Ressam re-entered Canada under a nom de guerre and the Canadians never picked up on his presence. His part in the millennium plot was halted only because a suspicious customs agent thought Ressam seemed evasive under questioning. Ressam’s plot demonstrates that even after the schism between the old guard of the GIA and bin Laden’s new GSPC, that Algerian operatives were central to al Qaeda’s international designs.

And while the LAX plot and other al Qaeda plots involving the GSPC were foiled, Spain’s investigation into the March 11, 2004 Madrid train bombings shows that several of the terrorists involved were tied to the GSPC and its al Qaeda affiliates from North Africa.

AS THE WEEKLY STANDARD has reported, there were ties between al Qaeda’s Algerian affiliates (first the GIA and then the GSPC) and Saddam’s regime.

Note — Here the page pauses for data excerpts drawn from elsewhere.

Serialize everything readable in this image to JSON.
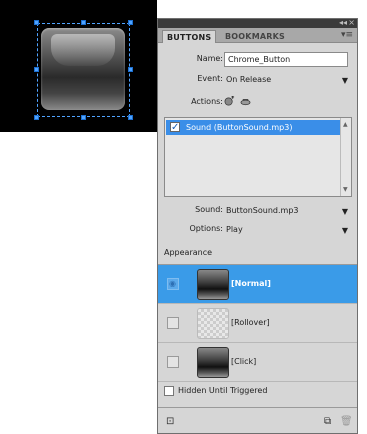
{
  "panel": {
    "tabs": [
      {
        "label": "BUTTONS",
        "active": true
      },
      {
        "label": "BOOKMARKS",
        "active": false
      }
    ],
    "titlebar_controls": {
      "collapse": "◂◂",
      "close": "×"
    },
    "panel_menu_icon": "panel-menu-icon"
  },
  "form": {
    "name_label": "Name:",
    "name_value": "Chrome_Button",
    "event_label": "Event:",
    "event_value": "On Release",
    "actions_label": "Actions:",
    "action_icons": [
      "add-action-icon",
      "delete-action-icon"
    ]
  },
  "actions_list": [
    {
      "label": "Sound (ButtonSound.mp3)",
      "checked": true,
      "selected": true
    }
  ],
  "sound": {
    "sound_label": "Sound:",
    "sound_value": "ButtonSound.mp3",
    "options_label": "Options:",
    "options_value": "Play"
  },
  "appearance": {
    "section_label": "Appearance",
    "states": [
      {
        "name": "[Normal]",
        "selected": true,
        "has_content": true
      },
      {
        "name": "[Rollover]",
        "selected": false,
        "has_content": false
      },
      {
        "name": "[Click]",
        "selected": false,
        "has_content": true
      }
    ]
  },
  "hidden_until_triggered": {
    "label": "Hidden Until Triggered",
    "checked": false
  },
  "colors": {
    "selection_blue": "#3a9be8",
    "panel_bg": "#d6d6d6",
    "canvas_bg": "#000000",
    "handle_blue": "#4fa3ff"
  }
}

In a USA Today article from December 2001, Stanley Bedlington, a former senior analyst in the CIA’s counterterrorism center, explained that the CIA had collected evidence in the early 1990s demonstrating that Saddam and bin Laden were both tied to the GIA.

Earlier this year, THE WEEKLY STANDARD reported that 11 intelligence officials confirmed the existence of a set of documents and photographs demonstrating that Saddam ran training camps for thousands of terrorists. Among the terrorists trained at these camps were members of the Algerian GSPC.

There is no knowing, of course, if any of these terrorists are poised to strike the West. But now would be a good time to figure out who and where these terrorists are. After all, al Qaeda has used GSPC terrorists to strike the West since the early 1990s.

And Ayman al-Zawahiri now promises to do so again.

Thomas Joscelyn is an economist and writer living in New York.